TRAVELERS COMPANIES, INC. 8-K Report, Material Agreement (May 9, 2006)

Filed May 9, 2006For Securities:TRV

Summary

This 8-K filing from The St. Paul Travelers Companies, Inc. (now The Travelers Companies, Inc.) reports on material changes to its non-employee director compensation program, approved by the Board of Directors on May 4, 2006. The primary focus is on adjustments to annual retainers, stock-based awards, and committee chair fees, alongside an increase in stock ownership requirements for directors. Key changes include a substantial increase in the annual award of deferred common stock units and an elimination of annual stock options. The Board also raised stock ownership targets for directors, aligning them with the increased value of equity compensation. These adjustments are intended to align director compensation more closely with company performance and long-term shareholder value, while also ensuring directors maintain a significant stake in the company.

Key Highlights

  • 1Increase in annual retainer for non-employee directors from $50,000 to $60,000.
  • 2Significant increase in the annual award of deferred common stock units from $50,000 to $125,000.
  • 3Elimination of the annual stock option grant, which previously had a Black-Scholes value of $40,000.
  • 4Increase in the additional annual fee for committee chairs from $15,000 to $20,000, with specific rates maintained for Audit and Compensation Committee chairs.
  • 5Increase in the common stock ownership targets for non-employee directors from $200,000 to $500,000.
  • 6New stock ownership targets are set at four times the annual deferred common stock unit award.
  • 7All other compensation terms for non-employee directors remain consistent with the 2006 proxy statement.

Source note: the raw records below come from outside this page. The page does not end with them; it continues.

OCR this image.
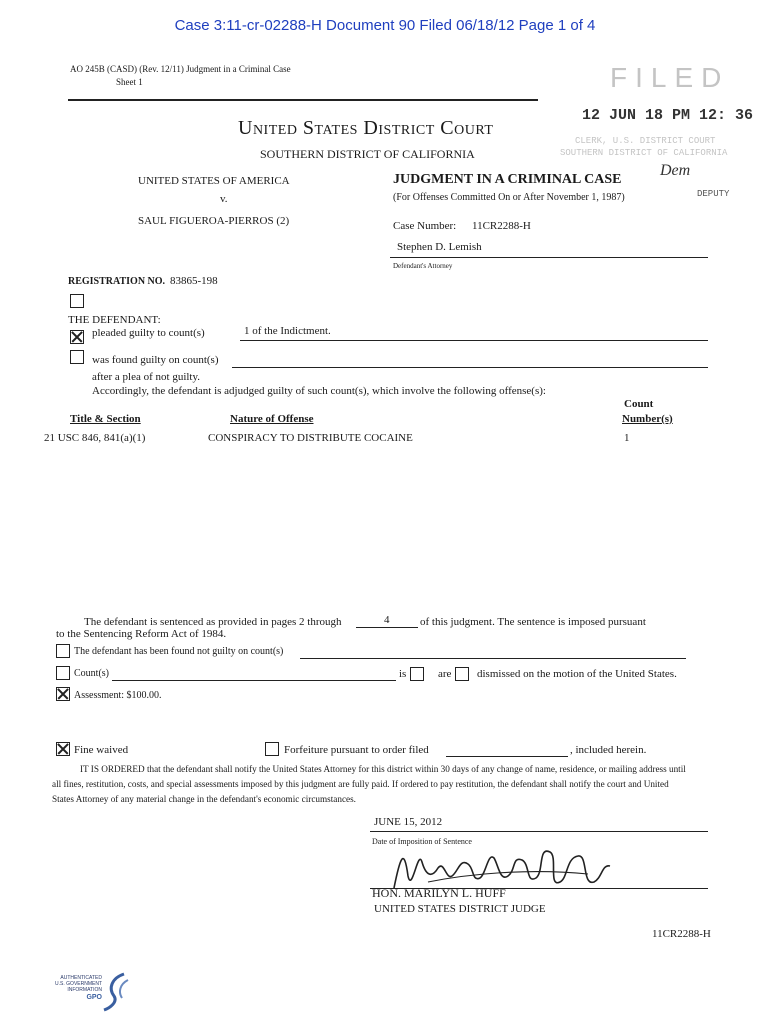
Case 3:11-cr-02288-H Document 90 Filed 06/18/12 Page 1 of 4
AO 245B (CASD) (Rev. 12/11) Judgment in a Criminal Case
Sheet 1	FILED
12 JUN 18 PM 12: 36
CLERK, U.S. DISTRICT COURT
SOUTHERN DISTRICT OF CALIFORNIA
Dem
DEPUTY
United States District Court
SOUTHERN DISTRICT OF CALIFORNIA
UNITED STATES OF AMERICA
v.
SAUL FIGUEROA-PIERROS (2)
JUDGMENT IN A CRIMINAL CASE
(For Offenses Committed On or After November 1, 1987)
Case Number: 11CR2288-H
Stephen D. Lemish
Defendant's Attorney
REGISTRATION NO. 83865-198
THE DEFENDANT:
pleaded guilty to count(s)	1 of the Indictment.
was found guilty on count(s)
after a plea of not guilty.
Accordingly, the defendant is adjudged guilty of such count(s), which involve the following offense(s):
Count
Title & Section	Nature of Offense	Number(s)
21 USC 846, 841(a)(1)	CONSPIRACY TO DISTRIBUTE COCAINE	1
The defendant is sentenced as provided in pages 2 through	4	of this judgment. The sentence is imposed pursuant
to the Sentencing Reform Act of 1984.
The defendant has been found not guilty on count(s)
Count(s)	is	are dismissed on the motion of the United States.
Assessment: $100.00.
Fine waived	Forfeiture pursuant to order filed	, included herein.
IT IS ORDERED that the defendant shall notify the United States Attorney for this district within 30 days of any change of name, residence, or mailing address until all fines, restitution, costs, and special assessments imposed by this judgment are fully paid. If ordered to pay restitution, the defendant shall notify the court and United States Attorney of any material change in the defendant's economic circumstances.
JUNE 15, 2012
Date of Imposition of Sentence
HON. MARILYN L. HUFF
UNITED STATES DISTRICT JUDGE
11CR2288-H
AUTHENTICATED
U.S. GOVERNMENT
INFORMATION
GPO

Frequently Asked Questions

The primary changes involve an increase in the annual retainer, a significant boost to deferred stock unit awards, the discontinuation of stock options, and higher fees for committee chairs. Additionally, the required stock ownership for directors has been substantially increased.

The filing does not explicitly state the reason for eliminating stock options. However, the shift towards a higher value of deferred common stock units and increased ownership targets suggests a strategic move to emphasize long-term stock ownership and alignment with shareholders, potentially moving away from time-limited option grants.

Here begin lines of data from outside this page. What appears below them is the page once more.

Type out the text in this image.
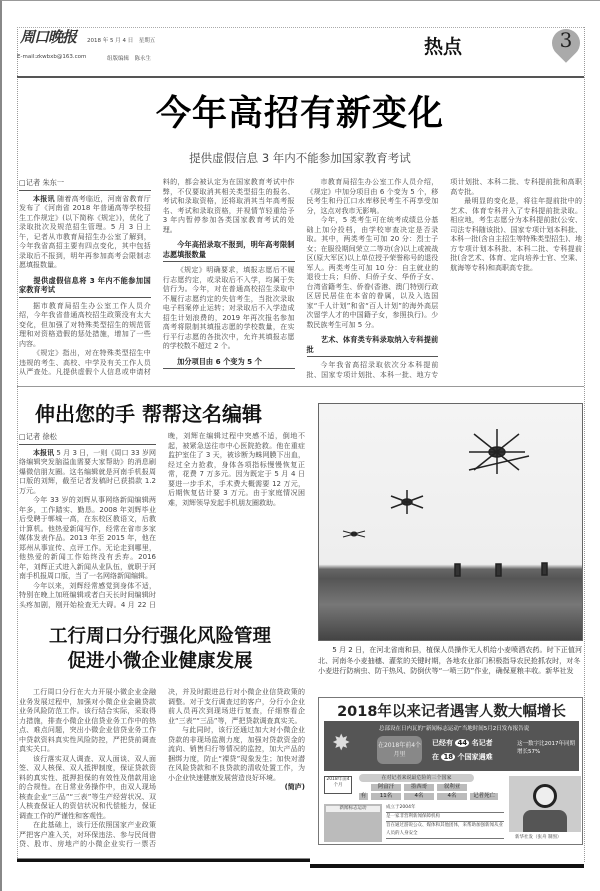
周口晚报 2018 年 5 月 4 日　星期五
E-mail:zkwbxb@163.com	组版编辑　陈永生
热点	3
今年高招有新变化
提供虚假信息 3 年内不能参加国家教育考试
□记者 朱东一

本报讯 随着高考临近，河南省教育厅发布了《河南省 2018 年普通高等学校招生工作规定》(以下简称《规定》)，优化了录取批次及规范招生管理。5 月 3 日上午，记者从市教育局招生办公室了解到，今年我省高招主要有四点变化，其中包括录取后不报到，明年再参加高考会限制志愿填报数量。

提供虚假信息将 3 年内不能参加国家教育考试

据市教育局招生办公室工作人员介绍，今年我省普通高校招生政策没有太大变化，但加强了对特殊类型招生的规范管理和对资格造假的惩处措施，增加了一些内容。

《规定》指出，对在特殊类型招生中违规的考生、高校、中学及有关工作人员从严查处。凡提供虚假个人信息或申请材料的，都会被认定为在国家教育考试中作弊，不仅要取消其相关类型招生的报名、考试和录取资格，还将取消其当年高考报名、考试和录取资格，并视情节轻重给予 3 年内暂停参加各类国家教育考试的处理。

今年高招录取不报到，明年高考限制志愿填报数量

《规定》明确要求，填报志愿后不履行志愿约定，或录取后不入学，均属于失信行为。今年，对在普通高校招生录取中不履行志愿约定的失信考生，当批次录取电子档案停止运转；对录取后不入学造成招生计划浪费的，2019 年再次报名参加高考将限制其填报志愿的学校数量，在实行平行志愿的各批次中，允许其填报志愿的学校数不超过 2 个。

加分项目由 6 个变为 5 个

市教育局招生办公室工作人员介绍，《规定》中加分项目由 6 个变为 5 个，移民考生和丹江口水库移民考生不再享受加分，这点对我市无影响。

今年，5 类考生可在统考成绩总分基础上加分投档，由学校审查决定是否录取。其中，两类考生可加 20 分：烈士子女；在服役期间荣立二等功(含)以上或被战区(原大军区)以上单位授予荣誉称号的退役军人。两类考生可加 10 分：自主就业的退役士兵；归侨、归侨子女、华侨子女、台湾省籍考生、侨眷(香港、澳门特别行政区居民居住在本省的眷属，以及入选国家“千人计划”和省“百人计划”的海外高层次留学人才的中国籍子女，参照执行)。少数民族考生可加 5 分。

艺术、体育类专科录取纳入专科提前批

今年我省高招录取依次分本科提前批、国家专项计划批、本科一批、地方专项计划批、本科二批、专科提前批和高职高专批。

最明显的变化是，将往年提前批中的艺术、体育专科并入了专科提前批录取。相应地，考生志愿分为本科提前批(公安、司法专科随该批)、国家专项计划本科批、本科一批(含自主招生等特殊类型招生)、地方专项计划本科批、本科二批、专科提前批(含艺术、体育、定向培养士官、空乘、航海等专科)和高职高专批。

伸出您的手 帮帮这名编辑
□记者 徐松

本报讯 5 月 3 日，一则《周口 33 岁网络编辑突发脑溢血需要大家帮助》的消息刷爆微信朋友圈。这名编辑就是河南手机报周口版的刘辉，截至记者发稿时已获捐款 1.2 万元。

今年 33 岁的刘辉从事网络新闻编辑两年多，工作踏实、勤恳。2008 年刘辉毕业后受聘于郸城一高，在东校区教语文，后教计算机。他热爱新闻写作，经常在省市多家媒体发表作品。2013 年至 2015 年，他在郑州从事宣传、点评工作。无论走到哪里，他热爱的新闻工作始终没有丢弃。2016 年，刘辉正式进入新闻从业队伍，就职于河南手机报周口版，当了一名网络新闻编辑。

今年以来，刘辉经常感觉到身体不适，特别在晚上加班编辑或者白天长时间编辑时头疼加剧，刚开始检查无大碍。4 月 22 日晚，刘辉在编辑过程中突感不适，倒地不起，被紧急送往市中心医院抢救。他在重症监护室住了 3 天，被诊断为蛛网膜下出血，经过全力抢救，身体各项指标慢慢恢复正常，花费 7 万多元。因为既定于 5 月 4 日要进一步手术，手术费大概需要 12 万元，后期恢复估计要 3 万元。由于家庭情况困难，刘辉领导发起手机朋友圈救助。

工行周口分行强化风险管理
促进小微企业健康发展

工行周口分行在大力开展小微企业金融业务发展过程中，加强对小微企业金融贷款业务风险防范工作。该行结合实际，采取得力措施，排查小微企业信贷业务工作中的热点、难点问题，突出小微企业信贷业务工作中贷款资料真实性风险防控，严把贷前调查真实关口。

该行落实双人调查、双人面谈、双人面签、双人核保、双人抵押制度，保证贷款资料的真实性、抵押担保的有效性及借款用途的合规性。在日常业务操作中，由双人现场核查企业“三品”“三表”等生产经营状况、双人核查保证人的资信状况和代偿能力，保证调查工作的严谨性和客观性。

在此基础上，该行还依照国家产业政策严把客户准入关，对环保违法、参与民间借贷、股市、房地产的小微企业实行一票否决，并及时跟进总行对小微企业信贷政策的调整。对于支行调查过的客户，分行小企业前人员再次到现场进行复查，仔细察看企业“三表”“三品”等，严把贷款调查真实关。

与此同时，该行还通过加大对小微企业贷款的非现场监测力度，加强对贷款资金的流向、销售归行等情况的监控，加大产品的捆绑力度，防止“裸贷”现象发生；加快对潜在风险贷款和不良贷款的清收处置工作，为小企业快速健康发展营造良好环境。

(简庐)
5 月 2 日，在河北省南和县，植保人员操作无人机给小麦喷洒农药。时下正值河北、河南冬小麦抽穗、灌浆的关键时期，各地农业部门积极指导农民抢抓农时，对冬小麦进行防病虫、防干热风、防倒伏等“一喷三防”作业，确保夏粮丰收。新华社发
2018年以来记者遇害人数大幅增长
总部设在日内瓦的“新闻标志运动”当地时间5月2日发布报告说
✸	在2018年前4个月里
已经有 44 名记者
在 18 个国家遇难
这一数字比2017年同期增长57%
2018年前4个月
在对记者来说最危险的三个国家
阿富汗	墨西哥	叙利亚
有	11名	4名	4名	记者死亡
新闻标志运动	成立于2004年
是一家非营利新闻保障机构
旨在通过游说公众、媒体和其他团体，来帮助加强新闻从业人员的人身安全
新华社发（张舟 制图）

Directors are now required to own stock valued at $500,000, up from $200,000. This substantial increase, tied to the value of their deferred stock awards, aims to ensure directors have a more significant personal financial stake in the company's long-term success and performance.

This filing solely details changes to director compensation and does not directly comment on the company's financial performance. However, adjustments to executive and director compensation are often made to align incentives with company strategy and shareholder value, which can be indirectly influenced by financial health.